(Photo by Lyndsey Goddard. See more of her wonderful work here.)
At the VCU Brandcenter last week, Gautam Ramdurai gave a dazzling display of the tools that Google puts at our disposal when it comes to tracking trends.
This weekend I looked at weddings.
By one reckoning, weddings account for $52 billion of expenditure in the US. And most of it goes to local “mom and pop” operations: florist, caterers, photographers, seamstresses, musicians and planners. That makes weddings a mighty engine of our local economies.
Here’s what I got from Google Trends:
These data are interesting because almost no one else seems to be talking about a decline in the industry. In fact, most of the chatter on line describes a wedding industry that scales ever upward.
There is some small journalistic encouragement for the “decline” argument. Writing for the NYT, Helaine Olen says,
The lower-key wedding, if still a bit unexpected, is having a moment…
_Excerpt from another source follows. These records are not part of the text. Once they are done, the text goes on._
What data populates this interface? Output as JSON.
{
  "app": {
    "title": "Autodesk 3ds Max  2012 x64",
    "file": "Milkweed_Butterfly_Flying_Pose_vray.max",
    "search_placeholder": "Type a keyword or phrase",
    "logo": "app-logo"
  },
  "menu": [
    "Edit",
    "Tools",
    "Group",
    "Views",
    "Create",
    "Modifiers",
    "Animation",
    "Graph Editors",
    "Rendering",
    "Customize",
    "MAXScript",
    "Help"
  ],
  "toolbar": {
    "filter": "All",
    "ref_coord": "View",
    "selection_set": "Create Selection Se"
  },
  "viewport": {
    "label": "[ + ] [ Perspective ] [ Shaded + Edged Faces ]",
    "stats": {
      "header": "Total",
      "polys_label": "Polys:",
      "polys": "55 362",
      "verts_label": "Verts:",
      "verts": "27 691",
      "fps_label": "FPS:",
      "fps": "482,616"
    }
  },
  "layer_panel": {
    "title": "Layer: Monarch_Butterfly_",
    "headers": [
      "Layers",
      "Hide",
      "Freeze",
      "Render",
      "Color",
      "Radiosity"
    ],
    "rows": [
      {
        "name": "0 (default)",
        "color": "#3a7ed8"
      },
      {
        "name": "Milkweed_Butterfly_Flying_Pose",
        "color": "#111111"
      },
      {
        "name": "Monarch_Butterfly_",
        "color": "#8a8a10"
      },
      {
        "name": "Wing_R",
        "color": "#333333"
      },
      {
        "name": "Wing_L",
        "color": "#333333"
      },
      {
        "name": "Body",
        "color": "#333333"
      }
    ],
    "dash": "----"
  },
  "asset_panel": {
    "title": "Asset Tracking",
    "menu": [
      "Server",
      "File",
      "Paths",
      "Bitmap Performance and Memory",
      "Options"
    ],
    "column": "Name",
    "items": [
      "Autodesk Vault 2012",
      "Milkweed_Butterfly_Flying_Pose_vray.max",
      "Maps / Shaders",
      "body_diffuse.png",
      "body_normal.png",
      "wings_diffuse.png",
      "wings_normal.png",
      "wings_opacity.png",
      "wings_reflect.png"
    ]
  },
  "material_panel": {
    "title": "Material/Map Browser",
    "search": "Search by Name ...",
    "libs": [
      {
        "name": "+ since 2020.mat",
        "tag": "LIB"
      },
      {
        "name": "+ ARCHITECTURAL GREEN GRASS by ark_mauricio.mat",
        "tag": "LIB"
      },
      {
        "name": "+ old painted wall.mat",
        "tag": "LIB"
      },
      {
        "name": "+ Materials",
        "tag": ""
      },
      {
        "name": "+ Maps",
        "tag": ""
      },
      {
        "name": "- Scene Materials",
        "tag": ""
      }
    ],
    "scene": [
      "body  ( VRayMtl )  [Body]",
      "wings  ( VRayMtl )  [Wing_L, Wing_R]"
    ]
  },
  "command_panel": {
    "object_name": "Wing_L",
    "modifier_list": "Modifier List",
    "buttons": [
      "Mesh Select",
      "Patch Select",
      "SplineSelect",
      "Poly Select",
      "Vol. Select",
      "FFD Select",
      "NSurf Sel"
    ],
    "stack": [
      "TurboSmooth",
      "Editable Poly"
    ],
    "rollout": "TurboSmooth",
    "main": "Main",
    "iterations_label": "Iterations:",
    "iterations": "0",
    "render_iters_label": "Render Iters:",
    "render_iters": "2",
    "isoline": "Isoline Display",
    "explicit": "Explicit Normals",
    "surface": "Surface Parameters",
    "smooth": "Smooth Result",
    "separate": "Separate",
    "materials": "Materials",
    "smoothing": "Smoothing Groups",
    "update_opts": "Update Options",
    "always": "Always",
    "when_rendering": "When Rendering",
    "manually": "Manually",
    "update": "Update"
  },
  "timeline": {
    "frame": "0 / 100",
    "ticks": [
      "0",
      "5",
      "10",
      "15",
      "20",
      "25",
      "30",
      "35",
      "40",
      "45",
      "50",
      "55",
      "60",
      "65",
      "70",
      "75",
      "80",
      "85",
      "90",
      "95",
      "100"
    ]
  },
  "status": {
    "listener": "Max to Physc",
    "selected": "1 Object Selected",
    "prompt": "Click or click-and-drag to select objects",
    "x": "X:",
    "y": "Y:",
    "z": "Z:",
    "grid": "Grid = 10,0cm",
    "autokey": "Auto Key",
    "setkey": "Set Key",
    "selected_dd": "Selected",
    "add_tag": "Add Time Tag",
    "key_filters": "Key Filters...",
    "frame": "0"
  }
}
Turning to everything from public parks to the living rooms of friends and family, couples are recreating the traditional wedding one ceremony at a time. […]
The Wedding Report, a market research firm, has been tracking the change, noting that in the last year, couples participating in the company’s surveys have increasingly reported a desire for “fun, romantic, simple, casual and unique weddings.”
“The backyard is the new ballroom,” said Amy Kaneko, an events planner in San Francisco.
Stacy Scott, a caterer in Marin County, Calif., added, “I think people are waking up to the insanity that is the wedding market.”
Still, it would be wrong to rush to conclusions. The Google Trend data is merely suggestive. (Google searches for these topics may be falling because there is now an “oral culture” shared by friends that supplies the knowledge and contacts needed to stage a wedding. Hence the decline in searches for “wedding planner.”) And the New York Times story may merely report the exceptions made vivid by the larger trend.
But let’s say there is a trend here. Let’s say weddings of the “hang the expense, let it rip, more is always better, nothing less than sumptuous will do” kind are in decline.
There is LOTS to think and say about this trend. “Big weddings in decline” is a trend that must have many causes and many effects. (I fear especially for those local economies.)
I will leave it to commenters to dig into the cause or effect of their choice. And, yes, if necessary, to insist that I am delusional and that there is no evidence that the big wedding is in any kind of peril.